Early SRS series used higher doses in the range of 16–22 Gy. High local control rates were achieved at the cost of high toxicity rates. In order to maintain a low toxicity profile, a marginal dose of 12–13 Gy was used in modern series. Long-term follow-up confirmed that lower doses are associated with a more favorable toxicity profile without compromising local control (> 90%).

Similarly, older series of FSRT used median doses of 57.6 Gy. Although they gave high tumor control rates, toxicity was of concern. Deescalated doses of up to 50.4 in 1.8 Gy fractions of FSRT have been proven both safe and effective after long-term follow-up. This long course of RT may not be convenient for patients or busy radiotherapy departments but is suitable for tumors > 3 cm that are not amenable to SRS or those with irregular shape. In these cases, hypofractionated SRT with daily doses > 2.5 Gy is also an attracting option. Hypofractionated SRT, usually given in 3–5 fractions, has a short overall treatment time in comparison to protracted conventionally fractionated schemes of 6 weeks. It allows a more conformal dose distribution in comparison to single fraction SRS and a more homogenous dose distribution in the target volume. Excellent results are reported with 18 Gy in 3 fractions after long-term follow-up.

Although single-fraction SRS may be more convenient as a 1-day outpatient procedure, it has no advantage over FSRT in terms of local control of overall toxicity. Although there are no randomized studies directly comparing SRS to FSRT, pooled results from six non-randomized studies find no significant difference in local control, hearing preservation or facial and trigeminal nerve toxicity between the two modalities.

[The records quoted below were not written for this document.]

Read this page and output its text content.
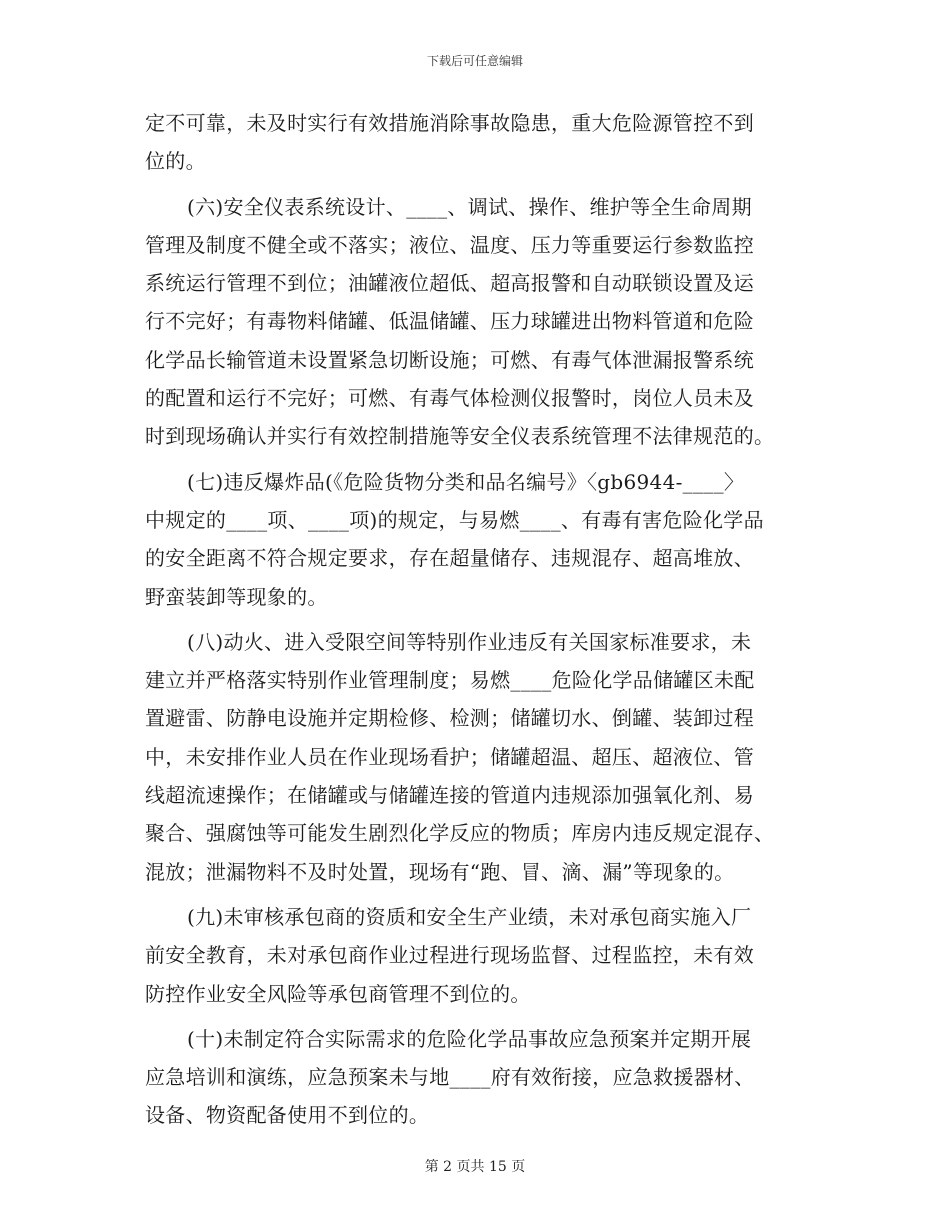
下载后可任意编辑
定不可靠，未及时实行有效措施消除事故隐患，重大危险源管控不到
位的。
(六)安全仪表系统设计、____、调试、操作、维护等全生命周期
管理及制度不健全或不落实；液位、温度、压力等重要运行参数监控
系统运行管理不到位；油罐液位超低、超高报警和自动联锁设置及运
行不完好；有毒物料储罐、低温储罐、压力球罐进出物料管道和危险
化学品长输管道未设置紧急切断设施；可燃、有毒气体泄漏报警系统
的配置和运行不完好；可燃、有毒气体检测仪报警时，岗位人员未及
时到现场确认并实行有效控制措施等安全仪表系统管理不法律规范的。
(七)违反爆炸品(《危险货物分类和品名编号》〈gb6944-____〉
中规定的____项、____项)的规定，与易燃____、有毒有害危险化学品
的安全距离不符合规定要求，存在超量储存、违规混存、超高堆放、
野蛮装卸等现象的。
(八)动火、进入受限空间等特别作业违反有关国家标准要求，未
建立并严格落实特别作业管理制度；易燃____危险化学品储罐区未配
置避雷、防静电设施并定期检修、检测；储罐切水、倒罐、装卸过程
中，未安排作业人员在作业现场看护；储罐超温、超压、超液位、管
线超流速操作；在储罐或与储罐连接的管道内违规添加强氧化剂、易
聚合、强腐蚀等可能发生剧烈化学反应的物质；库房内违反规定混存、
混放；泄漏物料不及时处置，现场有“跑、冒、滴、漏”等现象的。
(九)未审核承包商的资质和安全生产业绩，未对承包商实施入厂
前安全教育，未对承包商作业过程进行现场监督、过程监控，未有效
防控作业安全风险等承包商管理不到位的。
(十)未制定符合实际需求的危险化学品事故应急预案并定期开展
应急培训和演练，应急预案未与地____府有效衔接，应急救援器材、
设备、物资配备使用不到位的。
第 2 页共 15 页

Moreover, fractionated radiotherapy may have a radiobiological disadvantage in case of protracted treatment interruptions (> 3 days).

After SRS or FSRT, a transient tumor expansion termed pseudoprogression may become evident during follow-up with imaging studies [61]. Pseudoprogression is induced by high doses of irradiation and is a phenomenon that causes confusion whether further treatment is needed. Observation is an alternative option to surgery if the expansion does not cause mass effect symptoms; a regression to original size of the tumor is feasible after the observed expansion [62].

Conclusions

Three therapeutic options are available for acoustic neuromas observation radiotherapy and surgery. Treatment decision should be based on tumor characteristics and clinical symptoms and patient preference. Both SRS and FSRT offer high local control rates with minimal toxicity and low overall morbidity. Radiotherapy is a viable option for properly selected neuroma patient.